The Vatican has yet to divulge the business practices its bank has been using for decades. “There is fear that, owing to the transparency necessary today, one will find something in the past that one doesn’t want to,” says Marco Politi, a Rome-based Vatican expert.
Such things could include a complex system of ghost accounts and shell companies like the bank had when Archbishop Paul Casimir Marcinkus was its head in the 1980s. At the time, the bank did business involving foreign currency and weapons with the Milanese banker Robert Calvi and the mafia financier Michele Sidona — and helped launder illegal proceeds the mafia earned from drug-trafficking as well as bribes paid to Christian-conservative Italian politicians.

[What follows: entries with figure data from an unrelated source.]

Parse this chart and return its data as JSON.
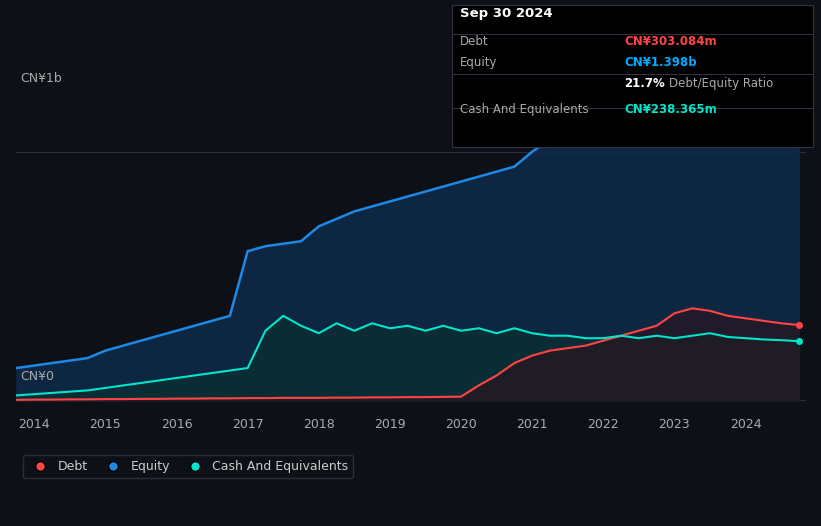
{
  "background_color": "#0d1117",
  "plot_bg_color": "#0d1117",
  "title_box": {
    "date": "Sep 30 2024",
    "debt_label": "Debt",
    "debt_value": "CN¥303.084m",
    "equity_label": "Equity",
    "equity_value": "CN¥1.398b",
    "ratio_value": "21.7%",
    "ratio_label": "Debt/Equity Ratio",
    "cash_label": "Cash And Equivalents",
    "cash_value": "CN¥238.365m"
  },
  "ylabel_top": "CN¥1b",
  "ylabel_bottom": "CN¥0",
  "x_ticks": [
    2014,
    2015,
    2016,
    2017,
    2018,
    2019,
    2020,
    2021,
    2022,
    2023,
    2024
  ],
  "legend": [
    {
      "label": "Debt",
      "color": "#ff4d4d"
    },
    {
      "label": "Equity",
      "color": "#00aaff"
    },
    {
      "label": "Cash And Equivalents",
      "color": "#00e5cc"
    }
  ],
  "equity_color": "#1e88e5",
  "equity_fill": "#1a3a5c",
  "debt_color": "#ff4444",
  "debt_fill": "#5c1a1a",
  "cash_color": "#00e5cc",
  "cash_fill": "#0d3d3a",
  "grid_color": "#2a3040",
  "years": [
    2013.75,
    2014.0,
    2014.25,
    2014.5,
    2014.75,
    2015.0,
    2015.25,
    2015.5,
    2015.75,
    2016.0,
    2016.25,
    2016.5,
    2016.75,
    2017.0,
    2017.25,
    2017.5,
    2017.75,
    2018.0,
    2018.25,
    2018.5,
    2018.75,
    2019.0,
    2019.25,
    2019.5,
    2019.75,
    2020.0,
    2020.25,
    2020.5,
    2020.75,
    2021.0,
    2021.25,
    2021.5,
    2021.75,
    2022.0,
    2022.25,
    2022.5,
    2022.75,
    2023.0,
    2023.25,
    2023.5,
    2023.75,
    2024.0,
    2024.25,
    2024.5,
    2024.75
  ],
  "equity": [
    0.13,
    0.14,
    0.15,
    0.16,
    0.17,
    0.2,
    0.22,
    0.24,
    0.26,
    0.28,
    0.3,
    0.32,
    0.34,
    0.6,
    0.62,
    0.63,
    0.64,
    0.7,
    0.73,
    0.76,
    0.78,
    0.8,
    0.82,
    0.84,
    0.86,
    0.88,
    0.9,
    0.92,
    0.94,
    1.0,
    1.05,
    1.1,
    1.15,
    1.25,
    1.3,
    1.32,
    1.35,
    1.37,
    1.38,
    1.37,
    1.36,
    1.37,
    1.38,
    1.38,
    1.398
  ],
  "debt": [
    0.002,
    0.003,
    0.003,
    0.004,
    0.004,
    0.005,
    0.005,
    0.006,
    0.006,
    0.007,
    0.007,
    0.008,
    0.008,
    0.009,
    0.009,
    0.01,
    0.01,
    0.01,
    0.011,
    0.011,
    0.012,
    0.012,
    0.013,
    0.013,
    0.014,
    0.015,
    0.06,
    0.1,
    0.15,
    0.18,
    0.2,
    0.21,
    0.22,
    0.24,
    0.26,
    0.28,
    0.3,
    0.35,
    0.37,
    0.36,
    0.34,
    0.33,
    0.32,
    0.31,
    0.303
  ],
  "cash": [
    0.02,
    0.025,
    0.03,
    0.035,
    0.04,
    0.05,
    0.06,
    0.07,
    0.08,
    0.09,
    0.1,
    0.11,
    0.12,
    0.13,
    0.28,
    0.34,
    0.3,
    0.27,
    0.31,
    0.28,
    0.31,
    0.29,
    0.3,
    0.28,
    0.3,
    0.28,
    0.29,
    0.27,
    0.29,
    0.27,
    0.26,
    0.26,
    0.25,
    0.25,
    0.26,
    0.25,
    0.26,
    0.25,
    0.26,
    0.27,
    0.255,
    0.25,
    0.245,
    0.242,
    0.238
  ]
}
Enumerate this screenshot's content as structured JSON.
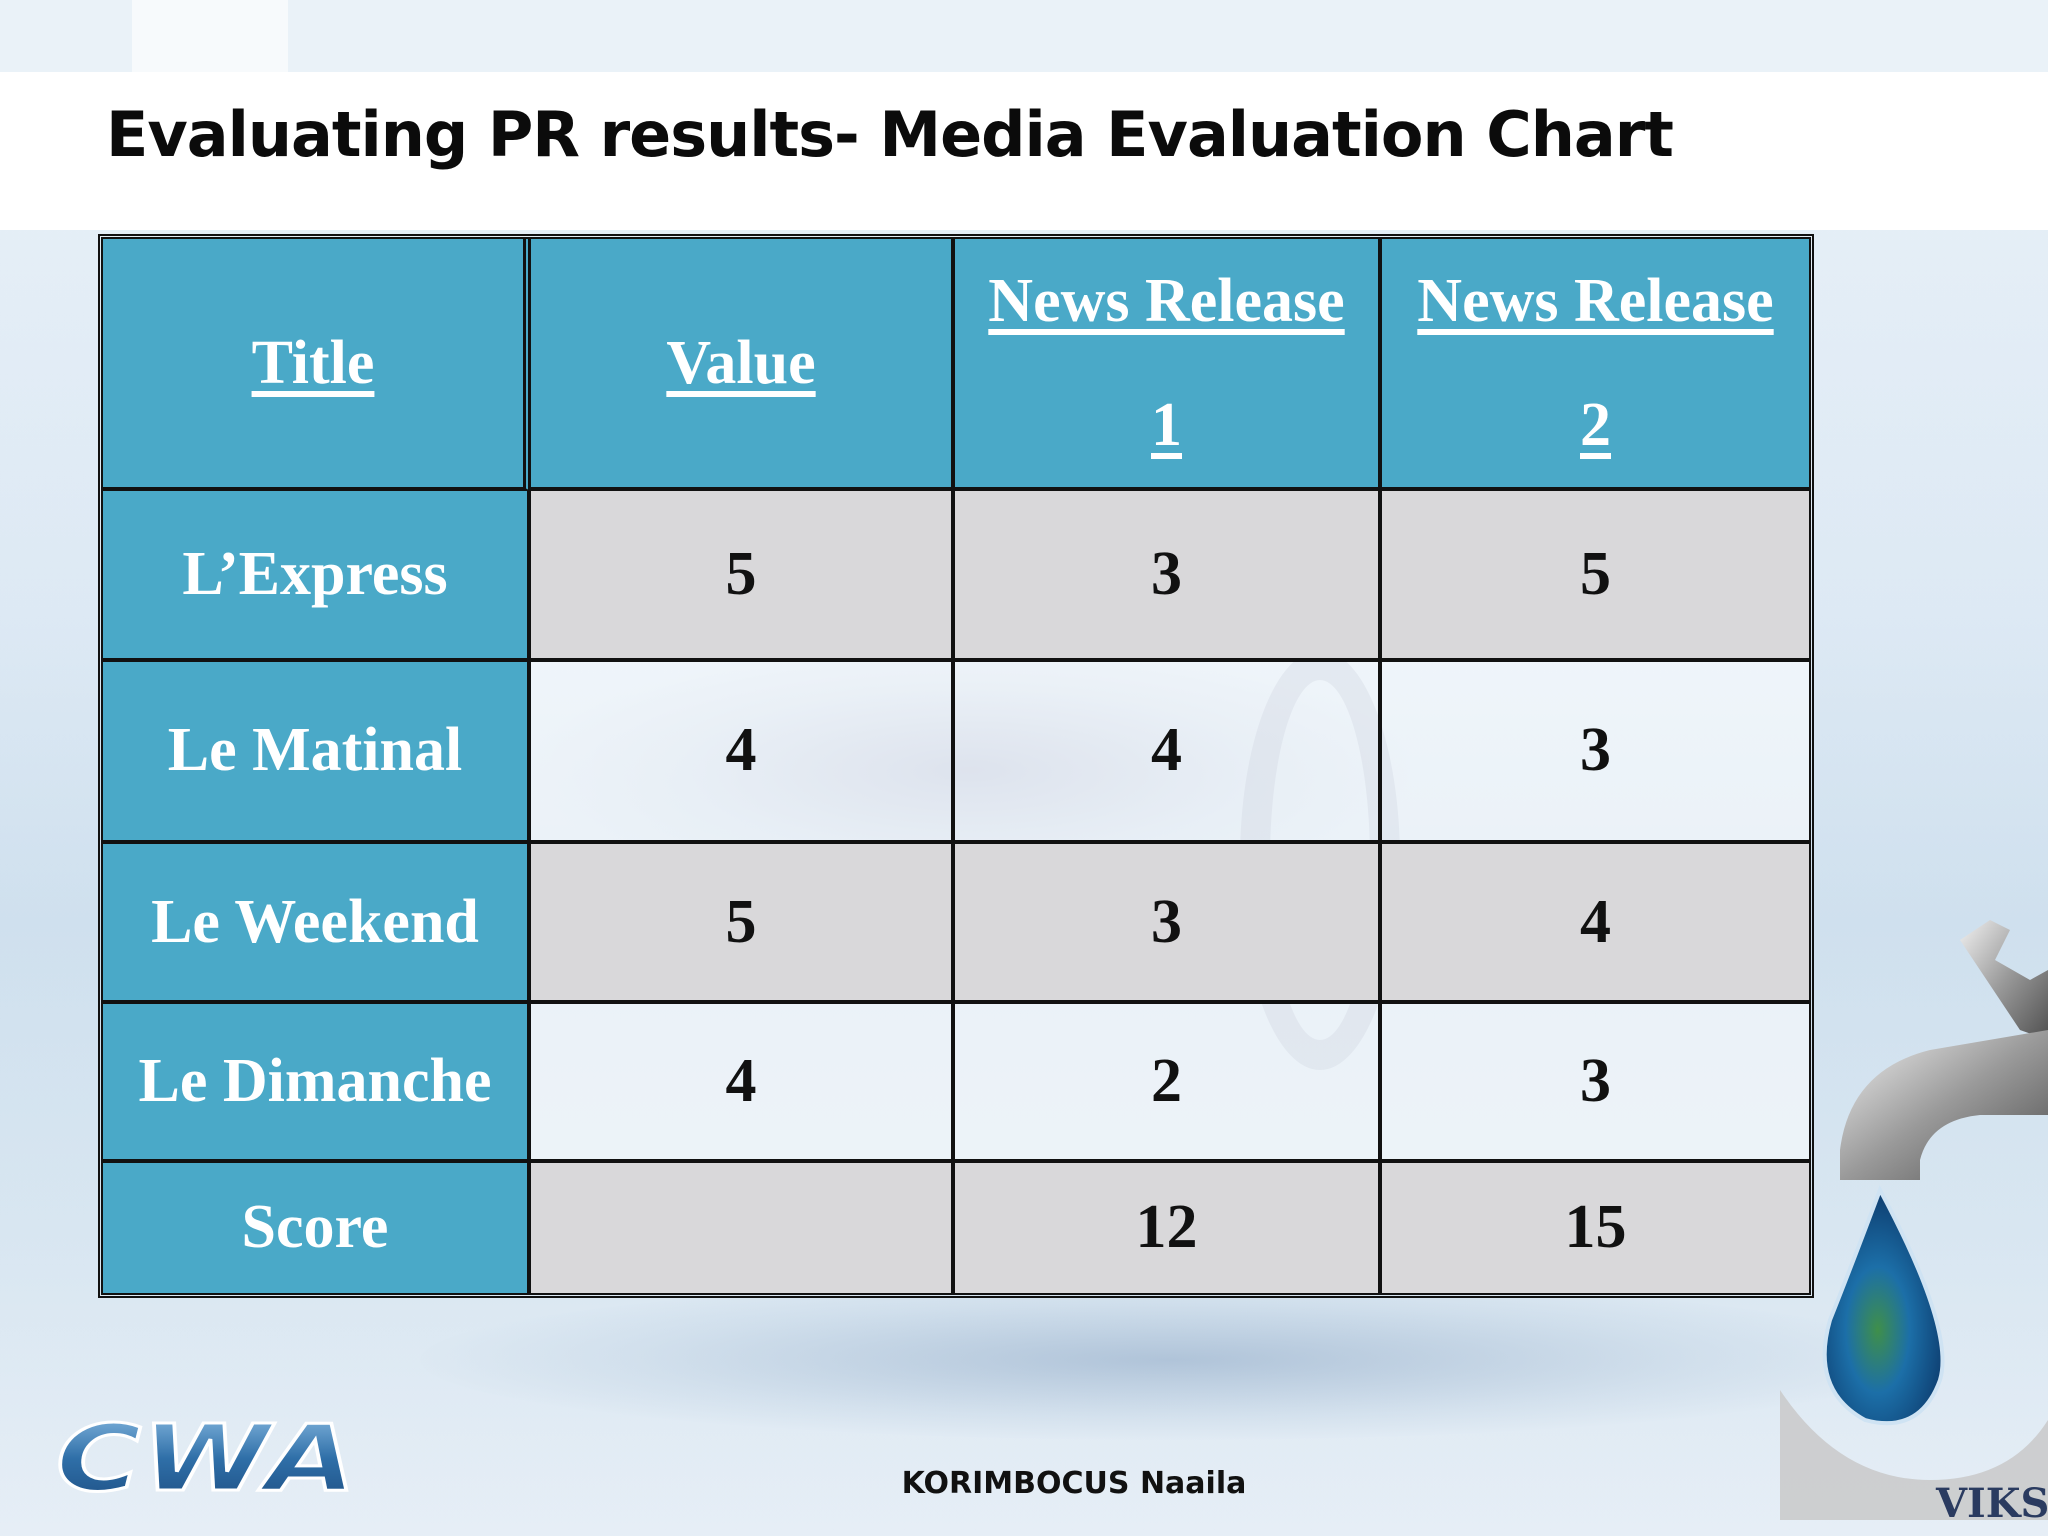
{
  "slide": {
    "title": "Evaluating PR results- Media Evaluation Chart",
    "footer_author": "KORIMBOCUS Naaila",
    "logo_text": "CWA",
    "brand_mark": "VIKS"
  },
  "table": {
    "columns": [
      "Title",
      "Value",
      "News Release 1",
      "News Release 2"
    ],
    "header": {
      "title": "Title",
      "value": "Value",
      "nr1_line1": "News Release",
      "nr1_line2": "1",
      "nr2_line1": "News Release",
      "nr2_line2": "2"
    },
    "rows": [
      {
        "title": "L’Express",
        "value": "5",
        "nr1": "3",
        "nr2": "5"
      },
      {
        "title": "Le Matinal",
        "value": "4",
        "nr1": "4",
        "nr2": "3"
      },
      {
        "title": "Le Weekend",
        "value": "5",
        "nr1": "3",
        "nr2": "4"
      },
      {
        "title": "Le Dimanche",
        "value": "4",
        "nr1": "2",
        "nr2": "3"
      },
      {
        "title": "Score",
        "value": "",
        "nr1": "12",
        "nr2": "15"
      }
    ]
  },
  "colors": {
    "header_blue": "#4aa9c8",
    "row_grey": "#d9d8da",
    "logo_blue": "#2f6fa8"
  },
  "icons": [
    "cwa-logo",
    "water-tap-icon",
    "water-drop-globe-icon"
  ]
}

Under Monsignor Angelo Caloia, Marcinkus’ successor as head of the bank, the Vatican consistently expanded its money-laundering activities. While he was in charge, there were secret accounts such as that for Giulio Andreotti, the controversial former Italian prime minister. On an almost weekly basis, Caloia would bring suitcases into the Vatican full of donations from Italian companies in the form of cash and securities. There, the origin of the money would be obscured using accounts such as the one with the number 001-3-14772-C owned by the nonexistent “Cardinal Spellman Foundation.” Likewise, relief organizations were founded with nice-sounding names masking the identity of their true beneficiaries.